The rest of the week was spent recuperating. I couldn’t use my CPAP machine and expected the exhaustion of crap sleep to creep up on me. But sleeping propped up on four pillow, with significant weight loss and a corrected septum, I felt rested. I was down the next day, New Year’s Eve, and couldn’t mix bubbly with my narcotic, but in the first early morning of the new year, I was back at Five Seasons!
Laurie had a special holiday group training session and although I couldn’t participate, she made sure that a recumbent bike was brought in so that I could be in the midst of the action, a member of the group. I was so thankful to Laurie for this because the Club was as busy as I had ever seen it, and I wanted to be, not with a lot of nice, determined strangers but, with my people. As they conducted their grueling circuit, I pedaled at half effort, not even breaking a sweat but breathing great.

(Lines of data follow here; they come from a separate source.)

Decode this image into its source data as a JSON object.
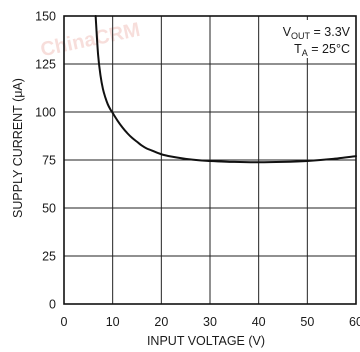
{
  "chart_data": {
    "type": "line",
    "title": "",
    "xlabel": "INPUT VOLTAGE (V)",
    "ylabel": "SUPPLY CURRENT (μA)",
    "xlim": [
      0,
      60
    ],
    "ylim": [
      0,
      150
    ],
    "x_ticks": [
      "0",
      "10",
      "20",
      "30",
      "40",
      "50",
      "60"
    ],
    "y_ticks": [
      "0",
      "25",
      "50",
      "75",
      "100",
      "125",
      "150"
    ],
    "grid": true,
    "legend": "none",
    "annotations": [
      {
        "main": "V",
        "sub": "OUT",
        "rest": " = 3.3V"
      },
      {
        "main": "T",
        "sub": "A",
        "rest": " = 25°C"
      }
    ],
    "series": [
      {
        "x": [
          6.5,
          7,
          7.5,
          8,
          8.5,
          9,
          9.5,
          10,
          11,
          12,
          13,
          14,
          15,
          16,
          17,
          18,
          20,
          22,
          25,
          28,
          30,
          35,
          40,
          45,
          50,
          55,
          60
        ],
        "values": [
          150,
          130,
          119,
          112,
          107.5,
          104,
          101.5,
          99.5,
          95.5,
          92,
          89,
          86.5,
          84.5,
          82.5,
          81,
          80,
          78,
          76.8,
          75.6,
          74.8,
          74.5,
          74,
          73.8,
          74,
          74.5,
          75.5,
          77
        ],
        "color": "#111111"
      }
    ]
  },
  "watermark": {
    "text": "ChinaCRM",
    "color": "#f2c4bf"
  }
}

Still on painkillers, I was a little out of it. I felt fine talking to my friends, but could tell by their reactions that I was missing some of their cues in the conversation. In less colorful turn of phrase, I let them know that I was “high as hell,” and they understood. Most were glad to see me back so soon, a few cautioned me about going too fast. But I wanted to minimize any physical regression as much as possible, wanted to stay in some semblance of the routine that helped me so much this past year. And I wanted to be in a position to be ready for the following Monday, for a momentous occasion in my life—the first day of my very first job!